If you could look directly at these objects, you might see something closer to images from telescopes that rely on visual light, like the Hubble Space Telescope, Pagan said. But even that comparison isn’t quite right, since Hubble is much bigger and more sensitive than the human eye. Also, visual-light telescopes might capture different features of an image than an infrared telescope would, even when focused on the same target.

So how are the colors for these spectacular images chosen, then? JWST targets are viewed through several filters attached to the telescope, which “see” in a certain range of wavelengths of infrared light. JWST’s Near Infrared Camera, the telescope’s main camera, has six filters, all of which capture slightly different images. Combining these images into a composite allows Pagan and Joe DePasquale, another science visual developer at the STScI for JWST, to create the full-color images.

When Pagan and DePasquale first receive the images, they appear in black and white. The colors are added to the image later, as the data from the various filters are translated into the spectrum of visible light, Pagan explained. The longest wavelengths appear red, while the shorter wavelengths are blue or purple.

“We are using that relationship with wavelengths and the color of light, and we’re just applying that to the infrared,” Pagan said.

Once each color has been added to the image, it might go through some additional alterations. Sometimes, the original colors can make an image look faded or dusty, and the colors are made more vivid to give it a sharper quality. The colors might also be shifted to emphasize certain hard-to-spot features.

Pagan and DePasquale also work with researchers to make sure the images are scientifically accurate, particularly if they are presented alongside a particular scientific finding, Pagan said. Though the color images don’t provide specific scientific data, they can help illustrate certain findings.

Sometimes they also can help scientists see areas they might want to research, Pagan said. For instance, the most distant objects in JWST’s first deep-field view — which appear red because light traveling such a distance had been stretched out — presented targets for research on the early universe when these objects would have existed as they appeared in the deep-field image.
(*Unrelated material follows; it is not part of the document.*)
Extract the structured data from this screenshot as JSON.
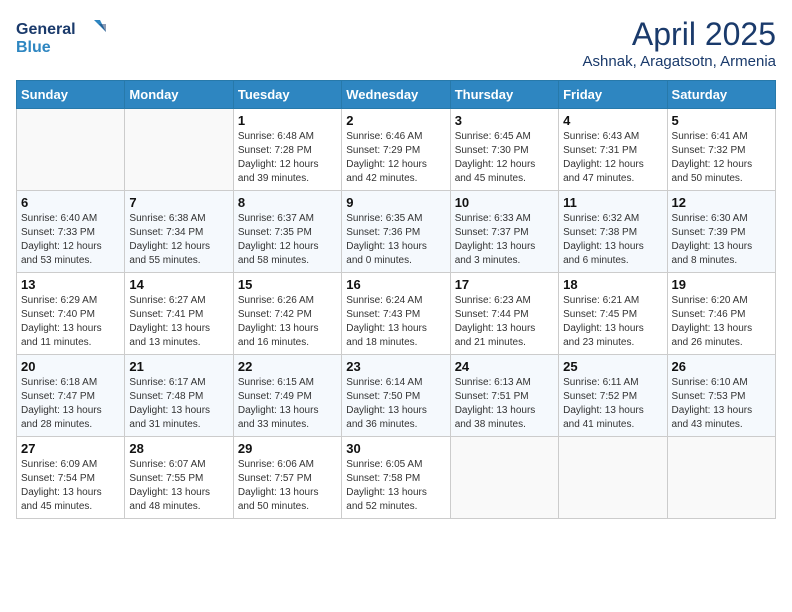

The colors in JWST’s images may not be “real,” but don’t get the wrong idea — the colors aren’t meant to trick you, and they aren’t chosen only to look good. The images are intended to communicate as clearly as possible what JWST can see — and what our eyes can’t.

“We’re just trying to enhance things to make it more scientifically digestible and also engaging,” Pagan said.

The iconic Pillars of Creation. The Hubble Space Telescope's view on the left, the new James Webb Space Telescope photo on the right.

The iconic Pillars of Creation. The Hubble Space Telescope’s view on the left, the new James Webb Space Telescope photo on the right.

You can see some of the differences between images from visual-light and infrared telescopes by comparing images of the iconic Pillars of Creation taken by JWST and Hubble. While large portions of the pillars appear dark red in the Hubble image, the JWST image depicts most of the formation in golden and orange tones. This means that the visual light emitted by the pillars is longer wavelength (red) but a bit closer to the middle of the spectrum of infrared light depicted in the image.

Much of the hazy material that surrounds the pillars in the Hubble image, and even some of the materials of the pillars themselves, is also absent from the JWST image, meaning this portion of gas and dust is transparent in infrared. The JWST image also highlights more areas of star formation in red, which are obscured by thick clouds of gas and dust in the Hubble image.